Source: Asbury Park Press
I have a love affair with my fitness tracker, Polar M400. It tells me my percent of activity, calories burned during running/Pilates/yoga, steps taken, pace of a run, intensity… there is probably more, but those are the numbers I look at.
On a typical day, I am looking for a total of 300% and above for activity level, which turns out to be a little over 30,000 steps. On the days I am shy of 300% — I am either walking loops around the neighborhood or walking up and down the steps to achieve my goal.
Recently I met a woman at a mirror and glass shop. She worked there and was walking around when I came in. She said hello and said she was walking around the store in circles trying to get to her 10,000 steps a day. I burst out laughing, holding up my wrist to show her my Polar watch. “I totally get it!” I said to her, and we both laughed about it.
As people have become more aware of the obesity epidemic, a newfound push toward healthy living and fitness has emerged. It started with Fitbit, and now everyone seems to have an activity tracker on their wrists. It seems no one is immune to this obsession with reaching fitness goals.

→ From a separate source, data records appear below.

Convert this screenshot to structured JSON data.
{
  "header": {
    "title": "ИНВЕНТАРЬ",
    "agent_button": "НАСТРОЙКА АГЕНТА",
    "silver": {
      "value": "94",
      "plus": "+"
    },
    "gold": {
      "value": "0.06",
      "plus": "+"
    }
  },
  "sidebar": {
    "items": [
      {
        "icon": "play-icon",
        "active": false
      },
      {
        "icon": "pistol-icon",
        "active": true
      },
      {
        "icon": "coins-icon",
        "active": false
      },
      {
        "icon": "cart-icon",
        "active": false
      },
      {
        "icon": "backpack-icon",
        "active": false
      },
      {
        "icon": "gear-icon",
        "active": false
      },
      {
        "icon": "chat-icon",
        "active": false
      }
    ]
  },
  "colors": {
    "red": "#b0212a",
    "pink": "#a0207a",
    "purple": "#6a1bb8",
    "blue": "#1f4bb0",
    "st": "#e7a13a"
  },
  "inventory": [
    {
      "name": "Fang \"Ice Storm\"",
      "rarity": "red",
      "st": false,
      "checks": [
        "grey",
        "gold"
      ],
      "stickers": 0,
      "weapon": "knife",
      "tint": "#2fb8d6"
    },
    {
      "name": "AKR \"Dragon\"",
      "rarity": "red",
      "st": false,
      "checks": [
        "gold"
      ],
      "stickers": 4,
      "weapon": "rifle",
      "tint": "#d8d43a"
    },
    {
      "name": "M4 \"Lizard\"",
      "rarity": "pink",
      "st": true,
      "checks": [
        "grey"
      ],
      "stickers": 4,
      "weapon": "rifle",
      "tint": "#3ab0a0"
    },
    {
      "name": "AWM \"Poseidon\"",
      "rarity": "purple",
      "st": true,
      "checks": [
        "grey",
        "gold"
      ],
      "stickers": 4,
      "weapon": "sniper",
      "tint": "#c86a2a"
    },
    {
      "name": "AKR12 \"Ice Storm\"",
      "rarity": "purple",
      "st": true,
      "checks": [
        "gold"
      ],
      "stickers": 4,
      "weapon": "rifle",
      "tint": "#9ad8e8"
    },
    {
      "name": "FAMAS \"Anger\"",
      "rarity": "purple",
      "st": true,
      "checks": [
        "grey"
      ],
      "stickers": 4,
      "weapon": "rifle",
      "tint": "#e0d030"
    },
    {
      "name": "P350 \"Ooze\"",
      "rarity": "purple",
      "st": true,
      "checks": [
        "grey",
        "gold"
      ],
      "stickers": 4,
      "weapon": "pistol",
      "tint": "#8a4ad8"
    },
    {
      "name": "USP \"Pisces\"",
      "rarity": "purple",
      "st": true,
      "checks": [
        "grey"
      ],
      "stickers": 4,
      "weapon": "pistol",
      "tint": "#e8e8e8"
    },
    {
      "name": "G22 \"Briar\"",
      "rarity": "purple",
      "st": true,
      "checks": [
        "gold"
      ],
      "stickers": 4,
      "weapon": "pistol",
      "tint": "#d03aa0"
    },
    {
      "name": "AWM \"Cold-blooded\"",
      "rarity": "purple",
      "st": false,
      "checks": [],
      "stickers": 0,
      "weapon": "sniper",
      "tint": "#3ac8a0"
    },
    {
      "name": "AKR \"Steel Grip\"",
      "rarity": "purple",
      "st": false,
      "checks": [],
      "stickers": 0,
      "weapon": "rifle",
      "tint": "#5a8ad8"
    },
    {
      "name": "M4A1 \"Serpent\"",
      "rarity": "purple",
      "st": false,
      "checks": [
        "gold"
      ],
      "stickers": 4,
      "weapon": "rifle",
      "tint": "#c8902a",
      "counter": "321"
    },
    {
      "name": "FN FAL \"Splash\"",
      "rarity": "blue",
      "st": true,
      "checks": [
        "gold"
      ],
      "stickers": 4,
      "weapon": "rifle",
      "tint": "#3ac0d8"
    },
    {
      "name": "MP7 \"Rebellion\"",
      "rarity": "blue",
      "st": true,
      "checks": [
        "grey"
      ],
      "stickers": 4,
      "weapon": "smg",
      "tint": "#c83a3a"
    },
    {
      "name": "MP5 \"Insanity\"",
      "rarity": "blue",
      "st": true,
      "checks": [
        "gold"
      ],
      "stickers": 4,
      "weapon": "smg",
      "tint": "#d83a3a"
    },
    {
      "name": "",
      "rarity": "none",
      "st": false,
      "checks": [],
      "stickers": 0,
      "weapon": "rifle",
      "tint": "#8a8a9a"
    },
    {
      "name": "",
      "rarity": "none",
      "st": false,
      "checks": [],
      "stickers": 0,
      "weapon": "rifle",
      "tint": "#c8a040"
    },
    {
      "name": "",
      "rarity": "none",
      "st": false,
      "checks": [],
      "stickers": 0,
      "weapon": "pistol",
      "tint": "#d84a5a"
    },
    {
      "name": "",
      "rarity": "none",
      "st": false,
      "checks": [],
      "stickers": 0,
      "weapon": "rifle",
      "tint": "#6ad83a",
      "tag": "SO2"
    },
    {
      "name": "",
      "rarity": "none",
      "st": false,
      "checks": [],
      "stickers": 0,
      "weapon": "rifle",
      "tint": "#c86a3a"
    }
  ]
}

While the upside is that it can really help people who are normally sedentary and less active to be more conscious about moving their bodies, the downside is that this can lead to an abnormal obsession.

From Barre to Pilates, the fitness trackers details all the calories burned in a day.
“The truth is that these apps and devices are untested and unscientific, and they will open the door of uncertainty,” wrote Dr. Des Spence, a general practitioner in Glasgow, Scotland, who said fitness apps turn healthy people into “neurotics,” as quoted by the New York Times.
The idea that we are supposed to use this as a tool to promote activity has gotten lost in translation for some of us. So now that walk around the park is not something to enjoy, but another tedious task to check off our list.
In our ever-busy world of multi-tasking and achieving, the fitness tracker is now just another addition to everything else.
As I was writing this article, my watch beeped. I looked down and it read, “It’s time to move.”
Hmmm – maybe it’s time to take this thing off for a while and take a walk or go running for the sake of doing it – not just to reach a glorified number.